Limitations and Future Research
Several limitations were identified across the reviewed studies, highlighting key areas for future research. A significant constraint is the reliance on large, annotated datasets to train AI algorithms, which poses challenges due to limited availability and unbalanced datasets with few positive samples.12,16,19 Additionally, the generalizability of findings remains limited. Some pipelines were trained using narrow datasets, such as educational materials only from ACPA-approved teams, which may not reflect real-world diversity in patient populations or health literacy levels.23,24,27 Many studies also focused solely on specific cleft types, reducing applicability across the full spectrum of CL/P conditions. 18
Furthermore, AI tools like ChatGPT are constantly evolving, so some studies did not use the latest version available, potentially limiting performance.25,28 The need for specific training parameters, 13 morphological variability among patients (such as alveolar bone defects), 21 and the challenge of segmenting complex anatomy with high accuracy all contribute to limitations in current model performance.

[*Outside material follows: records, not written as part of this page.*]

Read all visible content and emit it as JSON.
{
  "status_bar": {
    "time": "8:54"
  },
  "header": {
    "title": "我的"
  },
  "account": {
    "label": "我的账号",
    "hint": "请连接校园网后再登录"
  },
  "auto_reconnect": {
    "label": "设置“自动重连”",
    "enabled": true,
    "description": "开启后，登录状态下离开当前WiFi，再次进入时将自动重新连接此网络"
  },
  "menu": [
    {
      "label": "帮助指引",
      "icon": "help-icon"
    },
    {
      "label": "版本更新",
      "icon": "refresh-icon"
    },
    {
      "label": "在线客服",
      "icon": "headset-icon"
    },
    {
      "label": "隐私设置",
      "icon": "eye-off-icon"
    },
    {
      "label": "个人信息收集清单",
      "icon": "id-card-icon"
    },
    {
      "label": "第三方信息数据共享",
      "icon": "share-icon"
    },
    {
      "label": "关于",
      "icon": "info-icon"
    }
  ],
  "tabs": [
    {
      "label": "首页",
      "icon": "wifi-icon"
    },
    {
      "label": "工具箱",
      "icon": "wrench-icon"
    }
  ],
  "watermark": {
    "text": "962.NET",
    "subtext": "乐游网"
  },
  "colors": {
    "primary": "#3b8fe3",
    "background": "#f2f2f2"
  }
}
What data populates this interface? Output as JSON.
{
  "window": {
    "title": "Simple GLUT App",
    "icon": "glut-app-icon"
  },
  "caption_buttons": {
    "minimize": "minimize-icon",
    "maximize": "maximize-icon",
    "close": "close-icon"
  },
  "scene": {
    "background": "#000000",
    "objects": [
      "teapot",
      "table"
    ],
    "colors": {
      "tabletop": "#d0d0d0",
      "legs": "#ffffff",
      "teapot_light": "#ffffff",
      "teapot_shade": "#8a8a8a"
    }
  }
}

While quantitative assessments like landmark accuracy offer a practical approach for evaluation, their clinical significance remains uncertain. 18 Future studies should aim to expand datasets, incorporate diverse patient populations, and validate models across all cleft types to enhance generalizability and clinical utility.15,20,22,28
Beyond identification of some inaccuracies when it comes to clinical care suggestions, 25 no included studies discussed the risk of AI generating plausible-sounding but inaccurate or unsupported patient information. Examples of this type of confabulation include fabricated references, inconsistent statements, or recommendations that conflict with established guidelines. This limitation underscores the need for clinician oversight and verification of AI-generated outputs against reliable sources before clinical use.
Conclusion
AI holds significant promise in enhancing cleft lip and/or palate care across diagnostic, planning, and educational domains. However, despite the apparent potential, AI use in cleft care remains in its early stages of development. As identified in this scoping review, current limitations include a lack of clinical validation, limited dataset diversity, and inconsistent methodology. With improvements in clinical validation, equitable dataset development, and interdisciplinary collaboration, AI has the potential not only to match the advances seen in other specialties but to redefine standards in cleft care.
Footnotes
Ethical Considerations
This article conforms to the guidelines set forth by the Helsinki Declaration in 1975.
Funding
The authors received no financial support for the research, authorship, and/or publication of this article.
Declaration of Conflicting Interests
The authors declared no potential conflicts of interest with respect to the research, authorship, and/or publication of this article.